Holtz has extensive training in close-quarters fighting styles. While not officially ranked, he has extremely high levels of skill in Hapkido, Jeet Kune Do, and KFM. Over the course of training for his fight with Nam-Sun Park, and training with Park after the match, he picked up some Wing Chun, but not nearly to the extent of the others. After wrestling in Japan, mostly with junior heavyweights, he added a lot of aerial styles to his own striking and grappling based style. Over the course of his year in Japan, he slowly assimilated it and blended the fighting styles he already learned, combining them into one almost seamless style. While in MCW, he adapted this style further, making it more fitting to the professional wrestling style, even going so far as to hone a few finishing moves.
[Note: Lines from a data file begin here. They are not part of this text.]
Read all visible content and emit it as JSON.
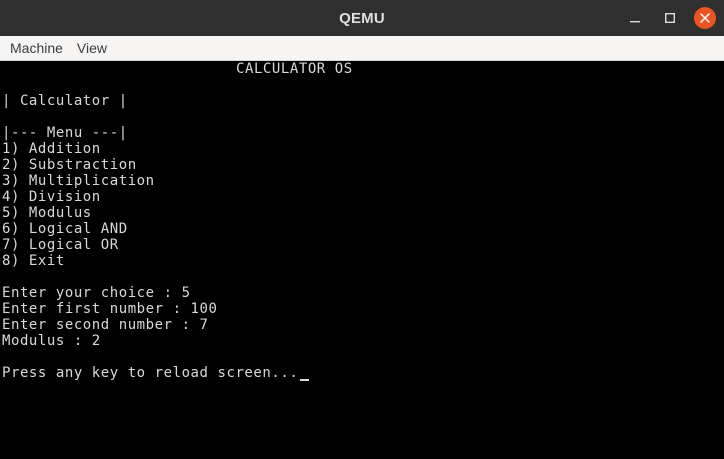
{
  "window": {
    "title": "QEMU",
    "controls": {
      "minimize_icon": "minimize-icon",
      "maximize_icon": "maximize-icon",
      "close_icon": "close-icon",
      "close_color": "#e95420"
    }
  },
  "menubar": {
    "items": [
      {
        "label": "Machine"
      },
      {
        "label": "View"
      }
    ]
  },
  "console": {
    "header": "CALCULATOR OS",
    "app_title": "| Calculator |",
    "menu_header": "|--- Menu ---|",
    "menu_items": [
      "1) Addition",
      "2) Substraction",
      "3) Multiplication",
      "4) Division",
      "5) Modulus",
      "6) Logical AND",
      "7) Logical OR",
      "8) Exit"
    ],
    "session": {
      "choice_line": "Enter your choice : 5",
      "first_number_line": "Enter first number : 100",
      "second_number_line": "Enter second number : 7",
      "result_line": "Modulus : 2"
    },
    "prompt": "Press any key to reload screen...",
    "colors": {
      "background": "#000000",
      "text": "#d9d9d9"
    }
  }
}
Whenever asked about his style, he refers to it as "a work in progress," referencing the fact that he's always looking to incorporate and assimilate more fighting styles into his own.

Finishing moves

  • The Occam's Razor (Modified version of Elix Skipper's "Play of the Day," in which he uses the far knee to twist his opponent over, driving the inside knee into his opponent's neck as they hit the mat)
  • The Hell Strangle (Crucifix hold with a choke)
  • The Feigenbomb (Crossed-arm Ganso bomb, or, more specifically, a crossed-arm wrist clutch Ganso bomb. Used only 3 times in his professinal career)

Signature moves

  • running STO
  • Rolling elbow
  • snap flipping leg drop
  • step-up enziguri
  • Shining Wizard
  • cross-face chickenwing with leg scissors
  • millennium suplex (cross-face chickenwing suplex)
  • kimura
  • flaming star press (450 splash facing the opposite direction)
  • beast choke

Lately, Holtz has also used a fireman's carry into an Emerald Fusion, though it has not been used extensively enough for it to be known if he uses it as a finishing move or a signature move.

Entrance themes

  • "Acid Police" by The Boredoms
  • "Dead Tree" by Dir En Grey
  • "Strange Days" by FC Five
  • "45" by Noodles
  • "Slap1" by The Gwapos
  • "The Power Cosmic" by Last Night's Vice
  • "Sweet Tooth" by Jetpack
  • "Like People" by The SpacetoneS
  • "Cover Up" by The Disnehead Waltsicle
  • "Walk (To Righteousness)" by Jetpack
  • "Everything's Ruined" by Faith No More
  • "Perfect Night" by Dr. Donuts


  • 2-time Missouri-state amateur champion
  • 2002 CQC Middleweight Wrestler of the Year
  • 2002 CQC Rookie of the Year
  • 2003 CQC Middleweight Wrestler of the Year
  • ***** Observer rated match (Chris Holtz vs. Nam-Sun Park, 10/28/2003)
  • 2005 MCW Wrestler of the Year
  • 1x CWA British Champion (11/20/06-3/25/07)
  • 2006 CWA Up and Comer of the Year
  • 1x CWA Undisputed Heavyweight Championship
  • 2007 CWA British Champion of the Year


  • Holtz considers himself something of a movie buff, using most of his recreational time watching movies. He professes a deep admiration for surrealist films, especially Maya Deren's "Meshes of the Afternoon" and David Lynch's "Six Men Getting Sick."
  • Holtz is slightly lactose intolerant
  • Holtz is double jointed in his fingers, and can bend them back at a 45-degree angle at the bottom knuckle, 90-degrees if he pushes them back with his other hand
  • Since he concentrated so much on wrestling and school work in high school, so much with training after high school, and later spent so much time training in different countries, Holtz has yet to get any sort of driver's license.
  • Occasionally jokes about his "inability to grow a decent beard."
  • Carries a copy of Richard Bach's novel Illusions: The Adventures of a Reluctant Messiah with him at all times.
  • Is a vocal supporter of the West Memphis Three. Has been seen wearing the West Memphis Three shirt on many occasions.